Hi everyone,

I expected this to be a trivial optimization, but am struggling with writing vectorized code that doesn’t allocation memory. Consider the following code:

```
function gram_schmidt1!{T <: Real}(U::Matrix{T})
m = size(U, 2)
@inbounds for k = 1:m
uk = view(U,:,k)
@inbounds for j = 1:k-1
uk .-= (U[:,j] ⋅ uk) .* U[:,j]
end
uk ./= norm(uk)
end
end
```

Then I get

```
using BenchmarkTools
N = 100
A = randn(N, N)
@btime gram_schmidt1!($A)
6.859 ms (19900 allocations: 8.62 MiB)
```

which results in a surprisingly high number of allocations.

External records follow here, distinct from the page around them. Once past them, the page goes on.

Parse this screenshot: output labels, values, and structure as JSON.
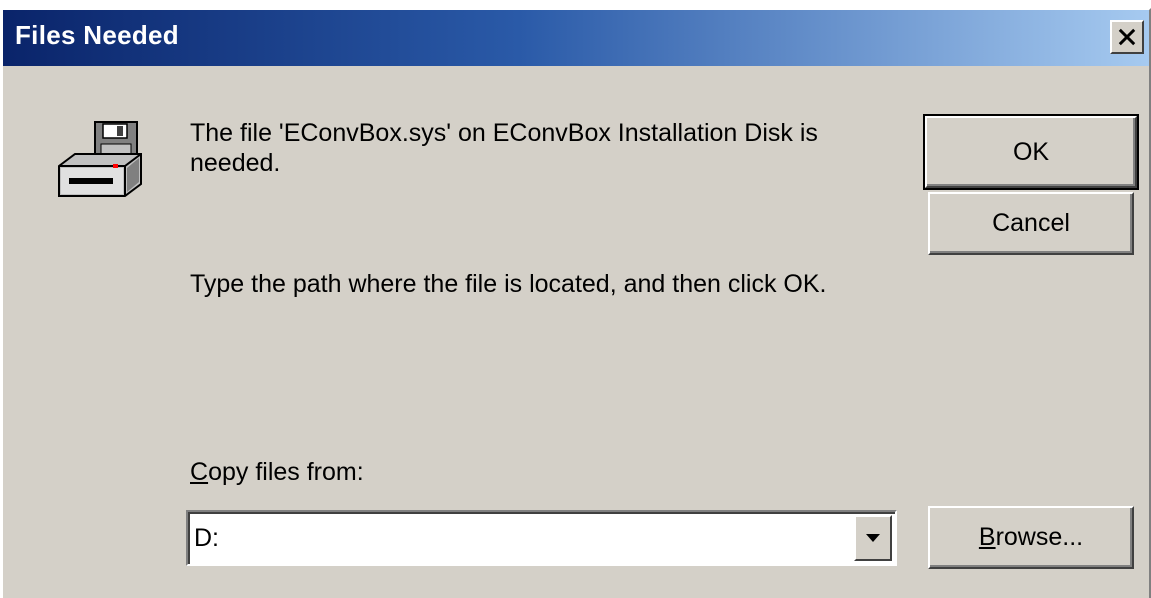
{
  "window": {
    "title": "Files Needed",
    "close_glyph": "×"
  },
  "message": {
    "line1": "The file 'EConvBox.sys' on EConvBox Installation Disk is needed.",
    "line2": "Type the path where the file is located, and then click OK."
  },
  "buttons": {
    "ok_label": "OK",
    "cancel_label": "Cancel",
    "browse_mnemonic": "B",
    "browse_rest": "rowse..."
  },
  "copy_from": {
    "label_mnemonic": "C",
    "label_rest": "opy files from:",
    "value": "D:"
  },
  "icons": {
    "dialog_icon": "disk-drive-icon",
    "close": "close-icon",
    "dropdown": "chevron-down-icon"
  },
  "colors": {
    "titlebar_start": "#0a246a",
    "titlebar_end": "#a6caf0",
    "face": "#d4d0c8"
  }
}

If I instead use a de-vectorized version,

```
function gram_schmidt2!{T <: Real}(U::Matrix{T})
n, m = size(U)
@assert n ≥ 1
@inbounds for k = 1:m
for j = 1:k-1
dotjk = U[1,j] * U[1,k]
@simd for i = 2:n
dotjk += U[i,j] * U[i,k]
end
@simd for i = 1:n
U[i,k] -= dotjk * U[i,j]
end
end
uknorm = abs2(U[1,k])
@simd for i = 2:n
uknorm += abs2(U[i,k])
end
uknorm = √(uknorm)
@simd for i = 1:n
U[i,k] /= uknorm
end
end
end
```

I get

```
@btime gram_schmidt2!($A)
287.653 μs (0 allocations: 0 bytes)
```

both on Julia v0.6.3.

I played around with benchmarking and memory allocation analysis, and even the dot product seems to allocate memory. Am I doing something fundamentally wrong here?